As we as a church are now 10 days into the fast for the Millville church plant, it has taken me up until yesterday to decide how I wanted to participate. What was I going to fast and why? We were encouraged to identify what we turn to for our sense of satisfaction other than God. I scratched out the traditional, food, because I am on a strict diet with my second pregnancy. I initially decided against any type of media fast, having been convinced that I really spent little time using it; but alas, it turned out to be media anyway, specifically my use of Facebook and Pinterest.
I’m not going to go on a tirade of why I think either of these sites is bad because I don’t think they are. However, I feel like the Lord revealed to me a little of my own heart in how I use them at times. Pinterest, although it can be used to organize ideas and inspire creativity, can also, just like good circulars and magazines, be used to cultivate desire. After surfing through all of the endless possibilities for creativity, I find myself desiring to make, wear or be a part of whatever comes across my page that day. All of a sudden, I NEED to eat sriracha shrimp and wear bohemian pants while making a beautiful summer dessert in my perfect outdoor kitchen. I picture my reaction to the plethora of the ideal and the beautiful displayed in creative recipes and tasteful style to be much like my daughter’s. “Some, Some! I must have some.” A type of hunger has been created.
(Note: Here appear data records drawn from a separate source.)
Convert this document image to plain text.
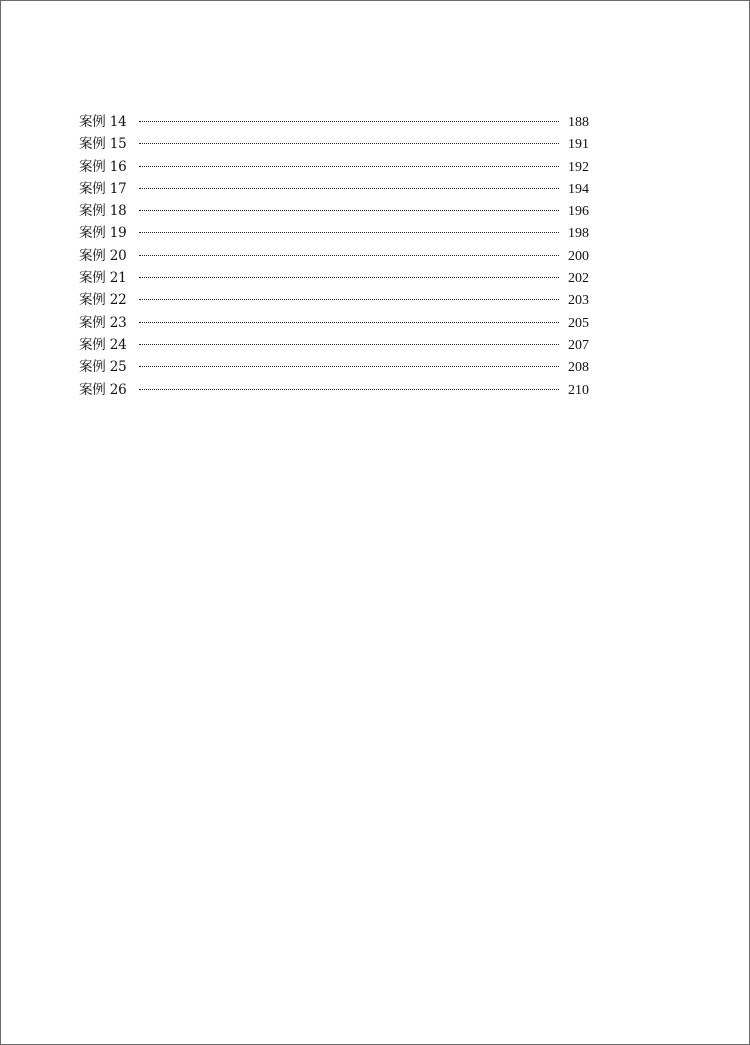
案例 14	188
案例 15	191
案例 16	192
案例 17	194
案例 18	196
案例 19	198
案例 20	200
案例 21	202
案例 22	203
案例 23	205
案例 24	207
案例 25	208
案例 26	210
Now, I feel sort of intimidated after having been drawn into a picture perfect moment all the while knowing that it’s just that. It is PICTURE perfect and maybe not that realistic or practical. So… naturally I next go to Facebook. I try to keep up on the “news” in distant friends’ lives, but the longer I’m on the more I feel drawn into a comparison game where my sense of worth and identity then comes from how I stand in comparison to other people. “Are my pictures of my family editorial enough? No? Well neither are so and so’s. Ok I’m fine.” Therefore, Pinterest worthy moments can tend to become my aspiration and Facebook my affirmation of how close I am to that ideal and therefore how well I am doing. As long as my search ends favorably then I’m “satisfied.” Uh oh! If God is good, then I don’t need to look for my satisfaction elsewhere. Oops! How often do I give the better parts of my day and thinking to things that are far less worthy and unable to ultimately satisfy? Well that’s convicting.
During these 30 days, I am choosing to ask God to realign my hunger. I need Him to increase my appetite for His voice and perspective versus my desire for cheap substitutes. I am choosing to break from my sense of ideal, perfect or even good and asking God to give me more of His perspective as I create more space to be still. May He reveal His heart to me in even greater ways concerning myself and my worth, my family and the city of Millville. 10 days late, but I am jumping in. If you haven’t already done so, I encourage you to do the same. I am looking forward to what He has to say to me and you.